My stage is Zico, and my real name is Woo Jiho. I’m Block B’s big-shot leader. I was born on September 14th, 1992 and studied music and the arts until my third year of high school in Japan. One year in Japan, and one year in Korea, I went through my third year of high school twice.
My older brother of two years is Co-Ed’s Wisdom Taewoon. I once trained with my hyung, but I didn’t want to debut in the same group as him. My resemblance to him? (Jaehyo: Taewoon is nice and you’re not!) Hyung has an easy-going personality whereas I’m a bit more tight with myself. I don’t leave myself alone so people get nervous when I’m being still.
I’ve been friends with Kyungie since elementary school. When we were little, I had no idea that we would be pursuing music together. He was a nerd that only ever studied while I was one of the cool kids, haha! (Kyung: He was just a kid that did art, I was just a kid that studied.)
It was actually because of me that Kyungie was able to debut, too. I was one of the starting members of this company so Kyungie would always try to sweet talk me through messenger. (Kyung: Well, there’s the saying that a guy will hit it big if he’s meant to. Even if not through you, I would’ve debuted no mater what, haha.)
At the time of writing ‘Halo’, I thought Block B would be this elite group, a minority in the masses. I wrote the lyrics in this desperate mindset of becoming the best, of being different, of ending it all once we debut… but once we debuted, we were just idols in yellow outfits.
Like it was revealed in the first episode of MTV Match Up, our dorm is really dirty.(Kyung: Jiho and I are always yelling at them to clean up.) Well, I guess it’s more right to say that Jaehyo hyung and Kyung are the ones that mess it up. (Jaehyo: I don’t really mess up the dorm.) Yes, you really do mess up the dorm, hyung.
I think our fans treat us like normal people, not celebrities. (U-Kwon: Like neighborhood friends? Kyung: As church oppas. Jaehyo: As people that you can see anywhere? Haha)

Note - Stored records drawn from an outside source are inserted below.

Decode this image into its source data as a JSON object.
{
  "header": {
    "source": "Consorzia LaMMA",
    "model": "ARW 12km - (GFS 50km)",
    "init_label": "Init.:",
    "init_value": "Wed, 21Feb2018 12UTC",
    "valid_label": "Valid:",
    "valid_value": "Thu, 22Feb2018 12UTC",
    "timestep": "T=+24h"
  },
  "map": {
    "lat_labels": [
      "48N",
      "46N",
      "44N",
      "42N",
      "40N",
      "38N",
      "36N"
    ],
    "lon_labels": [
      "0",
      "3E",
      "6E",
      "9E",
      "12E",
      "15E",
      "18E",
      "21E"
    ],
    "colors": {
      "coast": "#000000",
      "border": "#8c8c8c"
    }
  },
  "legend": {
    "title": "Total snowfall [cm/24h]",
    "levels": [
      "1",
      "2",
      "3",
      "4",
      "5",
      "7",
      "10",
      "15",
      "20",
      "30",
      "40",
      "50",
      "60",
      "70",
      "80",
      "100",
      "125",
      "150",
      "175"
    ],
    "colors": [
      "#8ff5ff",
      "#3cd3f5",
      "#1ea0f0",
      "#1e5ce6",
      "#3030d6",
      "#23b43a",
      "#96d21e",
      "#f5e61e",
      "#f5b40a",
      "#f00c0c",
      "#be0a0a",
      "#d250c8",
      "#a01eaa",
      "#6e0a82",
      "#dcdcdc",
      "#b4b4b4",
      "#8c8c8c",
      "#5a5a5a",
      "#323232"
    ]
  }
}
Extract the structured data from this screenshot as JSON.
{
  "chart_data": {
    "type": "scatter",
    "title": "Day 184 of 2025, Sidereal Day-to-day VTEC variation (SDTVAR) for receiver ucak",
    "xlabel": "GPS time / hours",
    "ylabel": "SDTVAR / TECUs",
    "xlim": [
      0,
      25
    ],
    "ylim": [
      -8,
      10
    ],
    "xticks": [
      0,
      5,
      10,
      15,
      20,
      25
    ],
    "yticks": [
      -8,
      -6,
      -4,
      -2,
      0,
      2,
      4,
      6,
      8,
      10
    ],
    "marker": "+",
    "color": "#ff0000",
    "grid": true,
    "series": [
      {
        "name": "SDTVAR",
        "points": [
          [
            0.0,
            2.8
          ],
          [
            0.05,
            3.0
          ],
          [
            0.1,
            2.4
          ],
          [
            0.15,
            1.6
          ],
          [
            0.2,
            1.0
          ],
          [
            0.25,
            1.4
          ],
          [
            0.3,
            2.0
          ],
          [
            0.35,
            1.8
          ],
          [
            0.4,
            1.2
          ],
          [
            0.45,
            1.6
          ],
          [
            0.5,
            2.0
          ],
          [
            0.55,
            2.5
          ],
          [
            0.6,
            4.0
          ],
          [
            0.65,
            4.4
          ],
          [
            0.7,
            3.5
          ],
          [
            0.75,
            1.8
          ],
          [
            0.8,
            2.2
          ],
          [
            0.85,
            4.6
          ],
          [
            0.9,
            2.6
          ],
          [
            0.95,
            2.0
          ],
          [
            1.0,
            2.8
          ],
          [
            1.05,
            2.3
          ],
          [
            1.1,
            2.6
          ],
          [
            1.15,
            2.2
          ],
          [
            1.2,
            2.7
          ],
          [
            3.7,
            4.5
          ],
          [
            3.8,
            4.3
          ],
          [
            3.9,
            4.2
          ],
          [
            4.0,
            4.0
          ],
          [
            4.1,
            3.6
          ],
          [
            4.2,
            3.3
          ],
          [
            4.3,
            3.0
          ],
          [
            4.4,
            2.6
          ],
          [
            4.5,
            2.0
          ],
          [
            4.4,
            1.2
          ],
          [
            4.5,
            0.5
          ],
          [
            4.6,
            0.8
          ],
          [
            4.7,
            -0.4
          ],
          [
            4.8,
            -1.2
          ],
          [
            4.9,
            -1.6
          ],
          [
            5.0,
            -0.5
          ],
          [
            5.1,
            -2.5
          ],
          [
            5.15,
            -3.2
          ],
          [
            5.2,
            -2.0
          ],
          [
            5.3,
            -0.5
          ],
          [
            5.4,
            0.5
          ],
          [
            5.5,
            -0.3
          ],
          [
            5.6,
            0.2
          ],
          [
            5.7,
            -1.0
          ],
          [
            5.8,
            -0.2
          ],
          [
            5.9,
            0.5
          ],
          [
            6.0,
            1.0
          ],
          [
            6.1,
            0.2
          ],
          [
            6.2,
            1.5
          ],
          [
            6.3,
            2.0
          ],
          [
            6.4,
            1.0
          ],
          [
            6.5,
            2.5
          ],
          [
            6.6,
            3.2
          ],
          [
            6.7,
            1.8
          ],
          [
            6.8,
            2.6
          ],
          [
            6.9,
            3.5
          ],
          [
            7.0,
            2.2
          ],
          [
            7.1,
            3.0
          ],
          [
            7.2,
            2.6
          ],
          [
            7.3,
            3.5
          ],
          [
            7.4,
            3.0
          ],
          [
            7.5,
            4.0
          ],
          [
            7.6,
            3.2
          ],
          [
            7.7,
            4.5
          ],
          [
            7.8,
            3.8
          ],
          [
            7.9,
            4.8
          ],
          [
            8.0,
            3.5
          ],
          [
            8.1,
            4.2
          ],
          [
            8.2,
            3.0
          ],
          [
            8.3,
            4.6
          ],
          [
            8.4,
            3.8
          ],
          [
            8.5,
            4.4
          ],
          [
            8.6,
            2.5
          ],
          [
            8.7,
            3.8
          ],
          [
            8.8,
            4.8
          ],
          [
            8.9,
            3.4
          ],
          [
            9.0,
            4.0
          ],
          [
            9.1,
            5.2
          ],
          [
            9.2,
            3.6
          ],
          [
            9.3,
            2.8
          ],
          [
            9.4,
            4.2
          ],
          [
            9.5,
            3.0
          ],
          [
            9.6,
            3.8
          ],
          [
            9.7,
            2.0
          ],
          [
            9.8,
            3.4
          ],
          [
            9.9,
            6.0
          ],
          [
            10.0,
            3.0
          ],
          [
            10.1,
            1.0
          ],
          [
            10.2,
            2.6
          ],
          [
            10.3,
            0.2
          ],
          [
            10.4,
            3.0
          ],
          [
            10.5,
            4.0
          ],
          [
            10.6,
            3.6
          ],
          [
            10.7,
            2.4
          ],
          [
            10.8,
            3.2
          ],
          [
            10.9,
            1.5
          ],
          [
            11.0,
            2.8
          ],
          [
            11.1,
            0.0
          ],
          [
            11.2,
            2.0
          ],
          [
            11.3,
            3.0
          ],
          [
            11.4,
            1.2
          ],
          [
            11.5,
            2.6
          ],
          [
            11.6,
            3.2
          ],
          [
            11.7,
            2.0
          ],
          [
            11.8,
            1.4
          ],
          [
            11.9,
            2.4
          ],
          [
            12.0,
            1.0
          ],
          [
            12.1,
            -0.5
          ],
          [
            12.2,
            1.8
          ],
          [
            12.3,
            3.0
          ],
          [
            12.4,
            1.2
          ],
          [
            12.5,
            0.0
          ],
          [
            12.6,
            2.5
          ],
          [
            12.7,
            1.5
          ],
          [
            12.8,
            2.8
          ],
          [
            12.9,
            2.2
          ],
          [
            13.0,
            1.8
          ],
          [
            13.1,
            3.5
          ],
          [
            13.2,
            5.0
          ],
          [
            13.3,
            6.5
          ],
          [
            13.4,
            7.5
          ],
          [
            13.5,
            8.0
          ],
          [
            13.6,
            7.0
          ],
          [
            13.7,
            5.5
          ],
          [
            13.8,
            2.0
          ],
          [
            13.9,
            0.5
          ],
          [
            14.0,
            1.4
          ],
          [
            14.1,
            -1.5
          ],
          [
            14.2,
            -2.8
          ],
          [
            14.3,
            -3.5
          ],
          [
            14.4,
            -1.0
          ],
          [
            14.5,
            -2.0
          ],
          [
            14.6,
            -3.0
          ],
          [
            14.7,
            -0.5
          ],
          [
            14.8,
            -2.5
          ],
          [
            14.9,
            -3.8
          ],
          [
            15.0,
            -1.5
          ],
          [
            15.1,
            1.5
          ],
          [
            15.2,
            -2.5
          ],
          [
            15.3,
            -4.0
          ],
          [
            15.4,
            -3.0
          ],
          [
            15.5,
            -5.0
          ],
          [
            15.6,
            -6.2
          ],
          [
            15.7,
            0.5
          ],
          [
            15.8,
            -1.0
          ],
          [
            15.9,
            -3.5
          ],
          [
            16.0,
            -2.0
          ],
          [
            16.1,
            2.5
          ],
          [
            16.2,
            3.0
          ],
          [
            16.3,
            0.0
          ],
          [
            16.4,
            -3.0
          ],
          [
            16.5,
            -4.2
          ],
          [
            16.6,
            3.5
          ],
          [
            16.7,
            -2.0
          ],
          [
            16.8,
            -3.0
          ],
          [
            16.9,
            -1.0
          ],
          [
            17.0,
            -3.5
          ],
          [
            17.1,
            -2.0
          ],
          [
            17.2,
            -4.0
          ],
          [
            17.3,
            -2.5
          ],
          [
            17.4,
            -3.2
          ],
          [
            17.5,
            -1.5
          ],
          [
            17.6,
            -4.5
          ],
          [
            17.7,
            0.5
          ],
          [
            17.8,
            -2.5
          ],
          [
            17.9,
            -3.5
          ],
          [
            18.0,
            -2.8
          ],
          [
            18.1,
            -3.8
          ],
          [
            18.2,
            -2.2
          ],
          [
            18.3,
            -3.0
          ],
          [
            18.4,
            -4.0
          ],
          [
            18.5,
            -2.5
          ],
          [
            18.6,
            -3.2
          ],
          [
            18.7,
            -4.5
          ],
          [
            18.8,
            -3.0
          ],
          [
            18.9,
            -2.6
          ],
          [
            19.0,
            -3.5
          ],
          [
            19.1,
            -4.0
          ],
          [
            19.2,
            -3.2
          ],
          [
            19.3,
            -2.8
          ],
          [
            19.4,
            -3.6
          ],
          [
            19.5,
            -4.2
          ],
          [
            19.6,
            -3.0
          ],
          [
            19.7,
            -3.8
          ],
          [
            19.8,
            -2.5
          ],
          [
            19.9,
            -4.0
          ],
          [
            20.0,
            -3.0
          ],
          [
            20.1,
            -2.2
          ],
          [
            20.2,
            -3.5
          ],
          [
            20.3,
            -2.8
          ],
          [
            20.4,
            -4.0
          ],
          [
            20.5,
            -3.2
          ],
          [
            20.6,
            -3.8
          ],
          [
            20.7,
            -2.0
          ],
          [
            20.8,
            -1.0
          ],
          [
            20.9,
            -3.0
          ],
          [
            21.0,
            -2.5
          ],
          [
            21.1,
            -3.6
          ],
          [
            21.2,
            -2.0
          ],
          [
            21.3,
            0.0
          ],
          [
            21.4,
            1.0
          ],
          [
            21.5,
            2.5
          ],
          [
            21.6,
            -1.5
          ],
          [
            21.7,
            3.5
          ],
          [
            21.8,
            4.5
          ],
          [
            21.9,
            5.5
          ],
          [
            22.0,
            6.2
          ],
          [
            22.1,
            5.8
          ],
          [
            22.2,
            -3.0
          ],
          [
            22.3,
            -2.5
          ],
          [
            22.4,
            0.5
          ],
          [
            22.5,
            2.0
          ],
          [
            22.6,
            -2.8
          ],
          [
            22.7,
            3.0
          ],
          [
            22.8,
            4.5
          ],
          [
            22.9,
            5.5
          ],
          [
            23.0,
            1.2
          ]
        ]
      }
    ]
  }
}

On tracks like ‘Tell Them’ where I participated in the production of it, I direct the members during recordings. I make all of the members try out all of the parts and distribute the parts to the member that fits best with it. Because I give each of them an equal opportunity, there aren’t any problems with the members. (U-Kwon: Because if we get cut from a part, it’s because we weren’t good enough for it.)
It’s harder to produce music for Block B than it is for myself underground. For underground music, I can just transfer my thoughts and stories into my music, whereas mainstream music is for the mainstream audience. It has to be something that everyone can connect to. There are a lot of factors that you can’t miss when writing lyrics for mainstream music, so I think it requires a lot more talent and skill than initially thought.
I’m really thankful for my fans. Even though we’re not often in the media or on TV, I’m just so thankful that they recognize our efforts in trying to break that barrier to make it through. They even come to my underground performances and take pictures and whatnot. It’s because of our fans’ efforts that help more and more people to recognize us.